Trillerpfeifenkonzert und „Hau-ab“-Rufe von Demonstranten - Ein Wahlkampfauftritt am Dienstag auf dem Stuttgarter Schillerplatz  geriet für AfD-Chef Bernd Lucke nicht zum Heimspiel. Die Bilder der Demo sehen Sie hier.

Politik/Baden-Württemberg: Rainer Pörtner (pö)

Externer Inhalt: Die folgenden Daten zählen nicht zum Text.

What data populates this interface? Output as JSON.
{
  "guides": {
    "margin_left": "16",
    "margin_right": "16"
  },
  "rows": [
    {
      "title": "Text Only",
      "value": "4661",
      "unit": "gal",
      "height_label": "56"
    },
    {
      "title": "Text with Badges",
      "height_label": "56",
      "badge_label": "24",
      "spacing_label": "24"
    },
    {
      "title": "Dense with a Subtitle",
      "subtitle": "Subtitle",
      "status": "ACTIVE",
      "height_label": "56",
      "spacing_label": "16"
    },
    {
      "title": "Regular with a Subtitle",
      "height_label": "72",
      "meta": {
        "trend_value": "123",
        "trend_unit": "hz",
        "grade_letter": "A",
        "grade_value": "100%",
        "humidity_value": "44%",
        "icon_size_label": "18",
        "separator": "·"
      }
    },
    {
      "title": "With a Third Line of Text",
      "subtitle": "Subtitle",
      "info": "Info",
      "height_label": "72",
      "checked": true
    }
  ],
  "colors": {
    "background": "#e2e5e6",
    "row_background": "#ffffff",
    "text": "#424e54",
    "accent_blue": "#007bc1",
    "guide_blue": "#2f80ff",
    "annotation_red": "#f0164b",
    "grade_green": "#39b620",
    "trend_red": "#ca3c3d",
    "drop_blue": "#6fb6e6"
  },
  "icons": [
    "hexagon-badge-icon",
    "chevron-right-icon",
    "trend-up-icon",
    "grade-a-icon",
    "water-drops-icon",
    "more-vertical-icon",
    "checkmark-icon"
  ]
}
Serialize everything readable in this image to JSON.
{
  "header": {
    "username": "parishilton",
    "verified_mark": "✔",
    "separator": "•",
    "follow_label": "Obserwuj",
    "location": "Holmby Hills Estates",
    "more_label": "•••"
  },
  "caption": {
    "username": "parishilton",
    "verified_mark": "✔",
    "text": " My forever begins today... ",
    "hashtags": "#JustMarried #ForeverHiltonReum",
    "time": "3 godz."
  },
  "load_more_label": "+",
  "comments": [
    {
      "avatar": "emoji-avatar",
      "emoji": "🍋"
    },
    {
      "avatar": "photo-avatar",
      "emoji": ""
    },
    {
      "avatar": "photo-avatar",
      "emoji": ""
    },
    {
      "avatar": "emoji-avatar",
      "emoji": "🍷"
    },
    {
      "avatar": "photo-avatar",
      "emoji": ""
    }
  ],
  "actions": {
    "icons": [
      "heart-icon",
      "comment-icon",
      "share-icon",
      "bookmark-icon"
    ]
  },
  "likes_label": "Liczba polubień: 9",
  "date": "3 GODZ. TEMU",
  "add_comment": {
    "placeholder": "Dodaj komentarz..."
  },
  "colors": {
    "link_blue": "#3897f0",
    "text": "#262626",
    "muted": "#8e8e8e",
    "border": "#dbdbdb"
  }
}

Stuttgart - Die Alternative für Deutschland (AfD) wird im nächsten europäischen Parlament vertreten sein. Die Demoskopen sagen ihr ein weit besseres Ergebnis als bei der Bundestagswahl voraus, als sie knapp an der Fünf-Prozent-Hürde scheiterte. Entsprechend selbstbewusst setzt Bernd Lucke die Messlatte für den eigenen Erfolg hoch an: „Wenn wir eine sechs vor dem Komma haben, ist es ein Erfolg“, sagte der AfD-Vorsitzende und Spitzenkandidat seiner Partei bei der Europawahl am Dienstagnachmittag.

 

Kurz vor einem Wahlkampfauftritt auf dem Stuttgarter Schillerplatz war Lucke zu einem Gespräch in der Redaktion der Stuttgarter Zeitung. Der AfD-Chef sieht erhöhten Bedarf, mit Journalisten zu sprechen. Er persönlich wie seine Partei fühlen sich vielfach unfair behandelt, ja verunglimpft – durch Medien wie durch politische Konkurrenten: „Wir versuchen zu überzeugen, dass wir keine Rechtspopulisten sind, sondern ernsthafte Anliegen vertreten, die vielleicht nicht dem politischen Mainstream entsprechen.“ Würde die Partei „nicht dauernd öffentlich diskreditiert“, würde sie eine noch weit höhere Zustimmung bei der Wahl bekommen.

Plakate der AfD würden abgerissen, öffentliche Reden von Kandidaten gestört. Auch auf dem Schillerplatz muss sich Lucke abends gegen ein Trillerpfeifenkonzert und „Hau-ab“-Rufe von Demonstranten behaupten. Es gibt Geschubse, kleine Rangeleien. Die Polizei erteilt drei Störern Platzverweise, erstattet gegen zwei weitere Anzeige. Lucke beklagt ein „Klima der Verunglimpfung, ein Klima der Verleumdung“.

Lucke versichert, dass seine Partei „nicht mit rechtspopulistischen Parteien im Europaparlament zusammenarbeiten wird“. Nicht mit dem Front National aus Frankreich, nicht mit den britischen Europagegnern der Ukip. Die AfD werde versuchen, sich mit anderen eurokritischen Gruppen in einer Fraktion zusammen zu schließen. Zu den Gesprächspartnern, mit denen bereits Kontakt hergestellt wurde, gehörten auch die britischen Konservativen.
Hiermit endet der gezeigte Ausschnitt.